In the USA the Children’s Online Privacy Protection Act (COPPA) does not apply to Tobii Dynavox. Tobii Dynavox products do not collect personally identifiable information (PII) from children under the age of 13. PII collected and maintained within the Tobii Dynavox products is entered by adults; either the child’s parent, guardian, or caretaker during an enrollment process or subsequently by school officials that use Tobii Dynavox products. Access to the system is granted to all users by the educational agencies and institutions (EAs) which license Tobii Dynavox products. Please note that the collection, input, use, retention, disposal, and disclosure of any private information in Tobii Dynavox software applications are controlled solely by the EAs which license Tobii Dynavox products. Tobii Dynavox cannot delete, change, or disclose any information from our software applications controlled by the EA. To the extent parents, guardians or students have questions regarding the privacy associated with the applications provided by the EA, they must contact that agency or institution directly.

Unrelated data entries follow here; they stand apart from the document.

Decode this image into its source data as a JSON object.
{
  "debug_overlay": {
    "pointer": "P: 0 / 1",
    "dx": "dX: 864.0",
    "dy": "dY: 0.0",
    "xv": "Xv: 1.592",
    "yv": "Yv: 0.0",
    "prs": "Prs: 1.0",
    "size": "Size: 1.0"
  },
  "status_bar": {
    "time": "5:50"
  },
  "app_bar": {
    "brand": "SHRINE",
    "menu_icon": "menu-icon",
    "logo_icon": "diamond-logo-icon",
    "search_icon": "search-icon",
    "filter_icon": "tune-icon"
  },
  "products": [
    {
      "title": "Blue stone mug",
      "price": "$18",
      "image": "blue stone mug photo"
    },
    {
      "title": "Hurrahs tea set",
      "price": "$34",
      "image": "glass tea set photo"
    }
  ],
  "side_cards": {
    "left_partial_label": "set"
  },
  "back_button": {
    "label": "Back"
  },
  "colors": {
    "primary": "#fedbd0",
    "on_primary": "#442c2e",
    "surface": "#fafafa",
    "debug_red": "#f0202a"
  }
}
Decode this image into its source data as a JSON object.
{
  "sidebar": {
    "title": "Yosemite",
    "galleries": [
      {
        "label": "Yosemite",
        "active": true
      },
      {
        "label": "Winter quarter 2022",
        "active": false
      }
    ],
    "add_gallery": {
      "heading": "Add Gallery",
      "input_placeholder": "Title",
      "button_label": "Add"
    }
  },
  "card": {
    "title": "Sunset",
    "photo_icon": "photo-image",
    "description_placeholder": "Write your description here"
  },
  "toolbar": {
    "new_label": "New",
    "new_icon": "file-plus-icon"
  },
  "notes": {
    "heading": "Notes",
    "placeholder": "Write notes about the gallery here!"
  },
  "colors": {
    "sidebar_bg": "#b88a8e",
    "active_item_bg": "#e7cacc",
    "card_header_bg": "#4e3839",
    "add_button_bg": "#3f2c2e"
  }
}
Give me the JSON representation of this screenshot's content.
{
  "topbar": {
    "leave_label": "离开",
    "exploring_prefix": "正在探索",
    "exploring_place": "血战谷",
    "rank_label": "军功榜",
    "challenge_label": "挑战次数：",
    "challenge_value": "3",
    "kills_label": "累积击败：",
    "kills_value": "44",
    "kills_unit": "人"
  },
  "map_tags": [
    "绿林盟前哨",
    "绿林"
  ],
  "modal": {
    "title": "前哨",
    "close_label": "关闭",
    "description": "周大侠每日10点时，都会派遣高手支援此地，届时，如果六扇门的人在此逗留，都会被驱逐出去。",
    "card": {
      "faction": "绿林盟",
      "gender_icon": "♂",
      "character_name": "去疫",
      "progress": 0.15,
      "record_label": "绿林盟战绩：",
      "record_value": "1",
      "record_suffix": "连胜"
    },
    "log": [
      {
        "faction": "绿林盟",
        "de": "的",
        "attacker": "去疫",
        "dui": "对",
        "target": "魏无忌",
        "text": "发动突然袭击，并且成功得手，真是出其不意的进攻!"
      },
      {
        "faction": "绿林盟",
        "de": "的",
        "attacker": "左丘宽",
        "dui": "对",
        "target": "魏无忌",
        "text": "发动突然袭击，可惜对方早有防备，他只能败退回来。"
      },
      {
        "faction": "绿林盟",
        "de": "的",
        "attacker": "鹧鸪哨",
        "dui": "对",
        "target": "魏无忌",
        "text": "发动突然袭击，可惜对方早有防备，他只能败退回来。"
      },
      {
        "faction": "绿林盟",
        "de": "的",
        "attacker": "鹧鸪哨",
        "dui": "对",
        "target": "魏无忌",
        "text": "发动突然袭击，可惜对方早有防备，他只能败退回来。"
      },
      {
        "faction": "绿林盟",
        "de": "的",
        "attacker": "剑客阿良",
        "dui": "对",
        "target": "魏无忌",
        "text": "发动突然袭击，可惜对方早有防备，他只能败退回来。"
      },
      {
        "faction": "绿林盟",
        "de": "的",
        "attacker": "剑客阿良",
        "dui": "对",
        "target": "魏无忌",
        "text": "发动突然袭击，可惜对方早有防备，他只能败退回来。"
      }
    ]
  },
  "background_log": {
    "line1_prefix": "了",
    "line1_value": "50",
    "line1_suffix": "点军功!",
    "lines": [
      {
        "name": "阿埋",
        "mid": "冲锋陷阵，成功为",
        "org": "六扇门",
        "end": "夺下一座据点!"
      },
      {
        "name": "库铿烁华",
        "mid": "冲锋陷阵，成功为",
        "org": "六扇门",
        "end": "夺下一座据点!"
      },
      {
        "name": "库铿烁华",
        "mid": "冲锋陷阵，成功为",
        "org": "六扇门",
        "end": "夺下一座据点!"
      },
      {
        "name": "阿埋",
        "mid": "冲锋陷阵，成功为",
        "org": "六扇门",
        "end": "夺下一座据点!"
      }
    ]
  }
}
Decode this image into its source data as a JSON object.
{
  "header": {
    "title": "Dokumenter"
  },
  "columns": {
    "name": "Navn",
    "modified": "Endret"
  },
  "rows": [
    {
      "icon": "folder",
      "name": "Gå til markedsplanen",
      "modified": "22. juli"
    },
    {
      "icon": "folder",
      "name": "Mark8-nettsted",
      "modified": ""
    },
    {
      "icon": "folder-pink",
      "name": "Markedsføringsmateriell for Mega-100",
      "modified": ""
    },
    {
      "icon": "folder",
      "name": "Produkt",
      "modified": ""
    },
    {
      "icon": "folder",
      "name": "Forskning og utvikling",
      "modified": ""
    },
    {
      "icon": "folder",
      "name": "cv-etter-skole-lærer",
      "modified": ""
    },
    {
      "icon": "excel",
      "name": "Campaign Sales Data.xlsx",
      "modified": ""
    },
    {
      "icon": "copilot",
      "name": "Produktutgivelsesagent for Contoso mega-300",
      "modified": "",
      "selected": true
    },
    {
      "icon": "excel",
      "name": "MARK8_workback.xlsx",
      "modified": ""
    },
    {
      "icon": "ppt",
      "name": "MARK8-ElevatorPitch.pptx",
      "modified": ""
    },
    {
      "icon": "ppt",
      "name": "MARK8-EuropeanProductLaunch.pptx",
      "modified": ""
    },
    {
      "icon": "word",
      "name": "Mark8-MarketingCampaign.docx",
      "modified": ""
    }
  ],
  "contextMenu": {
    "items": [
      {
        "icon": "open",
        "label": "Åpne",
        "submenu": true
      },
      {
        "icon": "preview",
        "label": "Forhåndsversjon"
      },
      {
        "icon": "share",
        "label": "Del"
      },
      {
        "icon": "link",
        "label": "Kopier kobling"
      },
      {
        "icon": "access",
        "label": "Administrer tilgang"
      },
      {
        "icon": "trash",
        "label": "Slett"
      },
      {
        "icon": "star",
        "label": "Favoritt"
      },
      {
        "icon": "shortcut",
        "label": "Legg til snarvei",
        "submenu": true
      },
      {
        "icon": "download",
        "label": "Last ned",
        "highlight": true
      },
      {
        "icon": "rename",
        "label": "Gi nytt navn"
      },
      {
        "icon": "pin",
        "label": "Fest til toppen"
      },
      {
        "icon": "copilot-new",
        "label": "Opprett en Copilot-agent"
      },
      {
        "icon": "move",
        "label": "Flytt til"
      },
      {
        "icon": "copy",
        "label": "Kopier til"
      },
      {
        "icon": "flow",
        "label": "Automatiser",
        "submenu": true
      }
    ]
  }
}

In the USA Student records that are disclosed to Tobii Dynavox by EAs and maintained within Tobii Dynavox products are by definition “education records” under FERPA and not “protected health information” under the Health Insurance Portability and Accountability Act of 1996 (HIPAA). Because student health information in education records is protected by FERPA, the HIPAA Privacy Rule excludes such information from its coverage. See the exception at paragraph (2)(i) to the definition of “protected health information” in the HIPAA Privacy Rule at 45 CFR § 160.103. See, also, Joint Guidance on the Application of the Family Educational Rights and Privacy Act (FERPA) and the Health Insurance Portability and Accountability Act of 1996 (HIPAA) to Student Health Records, USED and U.S. Department of Health and Human Services (November 2008).